If we are doing this, do you think we should have a branch? or should we work on a “plugin” style that have this extra pawn class and other exposed function until Epic release their official build?
Since I also really want to have some OpenVR function exposed in blueprint. I haven’t fully go through how Epic integrate OpenVR api yet, so I can’t say for sure how self contained we can do if going plugin style.

Another impact is this would definitely need to have binary build that can go with this template, install and howto would be a bit more complicated.
Well, it’s new, so I guess people will have to endure this.
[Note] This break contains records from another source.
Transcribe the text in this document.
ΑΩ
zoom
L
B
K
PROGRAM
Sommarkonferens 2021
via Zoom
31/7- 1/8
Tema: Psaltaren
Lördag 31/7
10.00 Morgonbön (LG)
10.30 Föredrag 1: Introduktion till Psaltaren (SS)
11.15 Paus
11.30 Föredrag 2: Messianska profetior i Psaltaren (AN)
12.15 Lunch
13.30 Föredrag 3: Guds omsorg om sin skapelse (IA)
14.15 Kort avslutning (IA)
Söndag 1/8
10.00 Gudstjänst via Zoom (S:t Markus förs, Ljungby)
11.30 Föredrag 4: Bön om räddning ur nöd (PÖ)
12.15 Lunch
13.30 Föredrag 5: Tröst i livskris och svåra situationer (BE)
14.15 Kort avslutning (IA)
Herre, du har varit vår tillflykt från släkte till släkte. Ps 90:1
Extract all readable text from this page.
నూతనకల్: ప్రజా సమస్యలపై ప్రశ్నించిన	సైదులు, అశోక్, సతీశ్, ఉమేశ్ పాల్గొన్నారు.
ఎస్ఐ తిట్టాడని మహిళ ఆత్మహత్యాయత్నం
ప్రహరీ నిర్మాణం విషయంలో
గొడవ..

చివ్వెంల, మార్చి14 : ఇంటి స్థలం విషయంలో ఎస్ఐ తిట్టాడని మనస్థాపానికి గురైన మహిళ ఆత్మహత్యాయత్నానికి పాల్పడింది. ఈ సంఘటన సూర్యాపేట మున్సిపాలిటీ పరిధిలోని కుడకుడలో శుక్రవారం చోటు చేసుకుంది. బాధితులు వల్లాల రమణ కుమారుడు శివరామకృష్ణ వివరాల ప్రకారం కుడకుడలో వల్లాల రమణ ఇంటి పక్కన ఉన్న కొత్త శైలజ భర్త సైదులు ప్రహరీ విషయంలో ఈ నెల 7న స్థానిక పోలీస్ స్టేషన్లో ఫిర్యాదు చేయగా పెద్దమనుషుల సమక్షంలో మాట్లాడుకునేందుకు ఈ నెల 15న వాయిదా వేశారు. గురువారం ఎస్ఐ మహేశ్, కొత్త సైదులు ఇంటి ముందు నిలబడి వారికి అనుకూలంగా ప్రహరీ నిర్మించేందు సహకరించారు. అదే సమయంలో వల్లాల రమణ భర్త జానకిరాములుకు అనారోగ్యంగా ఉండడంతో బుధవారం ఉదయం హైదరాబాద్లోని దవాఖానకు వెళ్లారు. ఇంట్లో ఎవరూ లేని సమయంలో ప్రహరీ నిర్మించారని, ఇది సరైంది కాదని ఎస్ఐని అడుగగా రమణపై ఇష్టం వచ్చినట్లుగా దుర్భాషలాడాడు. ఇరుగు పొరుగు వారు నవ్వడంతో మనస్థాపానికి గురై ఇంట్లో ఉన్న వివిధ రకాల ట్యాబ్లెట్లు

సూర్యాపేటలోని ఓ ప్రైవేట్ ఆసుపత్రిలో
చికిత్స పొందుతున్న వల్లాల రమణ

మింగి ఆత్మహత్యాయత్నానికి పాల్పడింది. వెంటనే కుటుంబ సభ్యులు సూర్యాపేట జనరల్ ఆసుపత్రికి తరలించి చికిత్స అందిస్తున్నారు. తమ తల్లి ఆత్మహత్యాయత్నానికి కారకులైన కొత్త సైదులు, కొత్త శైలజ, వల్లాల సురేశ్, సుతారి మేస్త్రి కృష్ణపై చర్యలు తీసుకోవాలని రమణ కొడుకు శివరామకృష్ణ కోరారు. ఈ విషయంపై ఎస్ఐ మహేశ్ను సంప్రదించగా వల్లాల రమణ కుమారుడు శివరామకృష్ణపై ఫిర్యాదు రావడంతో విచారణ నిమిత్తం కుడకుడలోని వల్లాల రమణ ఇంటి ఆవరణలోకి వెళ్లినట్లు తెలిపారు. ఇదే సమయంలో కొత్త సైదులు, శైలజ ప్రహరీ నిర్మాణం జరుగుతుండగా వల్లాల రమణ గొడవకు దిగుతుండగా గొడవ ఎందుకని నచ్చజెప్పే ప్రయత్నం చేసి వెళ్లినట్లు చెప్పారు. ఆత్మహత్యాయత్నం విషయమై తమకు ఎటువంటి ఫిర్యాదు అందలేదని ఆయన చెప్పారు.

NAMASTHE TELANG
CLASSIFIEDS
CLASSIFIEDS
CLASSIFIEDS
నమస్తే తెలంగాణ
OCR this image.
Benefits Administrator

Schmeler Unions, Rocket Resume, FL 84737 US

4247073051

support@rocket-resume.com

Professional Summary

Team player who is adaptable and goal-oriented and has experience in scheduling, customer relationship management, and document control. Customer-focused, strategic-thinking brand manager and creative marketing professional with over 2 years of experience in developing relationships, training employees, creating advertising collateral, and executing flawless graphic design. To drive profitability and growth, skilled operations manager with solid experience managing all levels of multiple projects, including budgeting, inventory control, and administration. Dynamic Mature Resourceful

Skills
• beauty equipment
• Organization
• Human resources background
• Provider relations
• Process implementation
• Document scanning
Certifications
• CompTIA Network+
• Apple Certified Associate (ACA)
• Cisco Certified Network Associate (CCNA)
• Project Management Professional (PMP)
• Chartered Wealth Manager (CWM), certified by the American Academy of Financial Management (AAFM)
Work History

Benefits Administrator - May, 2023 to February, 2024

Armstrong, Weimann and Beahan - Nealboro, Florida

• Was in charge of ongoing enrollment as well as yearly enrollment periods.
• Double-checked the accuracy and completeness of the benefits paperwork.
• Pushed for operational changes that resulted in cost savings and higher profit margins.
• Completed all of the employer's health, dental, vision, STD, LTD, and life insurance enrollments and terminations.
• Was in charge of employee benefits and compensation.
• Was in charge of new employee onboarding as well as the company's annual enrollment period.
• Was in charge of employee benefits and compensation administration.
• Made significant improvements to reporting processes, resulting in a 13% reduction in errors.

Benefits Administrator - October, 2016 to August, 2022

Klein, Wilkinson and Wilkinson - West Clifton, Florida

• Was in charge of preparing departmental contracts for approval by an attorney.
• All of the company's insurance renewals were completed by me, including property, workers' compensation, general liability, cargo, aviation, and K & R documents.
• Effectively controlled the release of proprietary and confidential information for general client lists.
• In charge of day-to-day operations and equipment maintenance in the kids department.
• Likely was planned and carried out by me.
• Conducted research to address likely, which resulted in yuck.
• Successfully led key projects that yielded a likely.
Would probably be best to release as a plugin so it will work with BP builds, much like some of the other plugins I’ve made. I think I found a workaround with a new motioncontrollercomponent subclass, trying to clean it up so I can test tonight.

Plugin is not a bad idea it’s more user-friendly than branching, unless there’s a critical component in need of additional tweaking. From discussions it’s becoming evident that some coding is required in the form of a plugin.

However it will be entirely onto us to test/update it with every new Unreal update. Guess it’s the way to go until it’s integrated within standard release.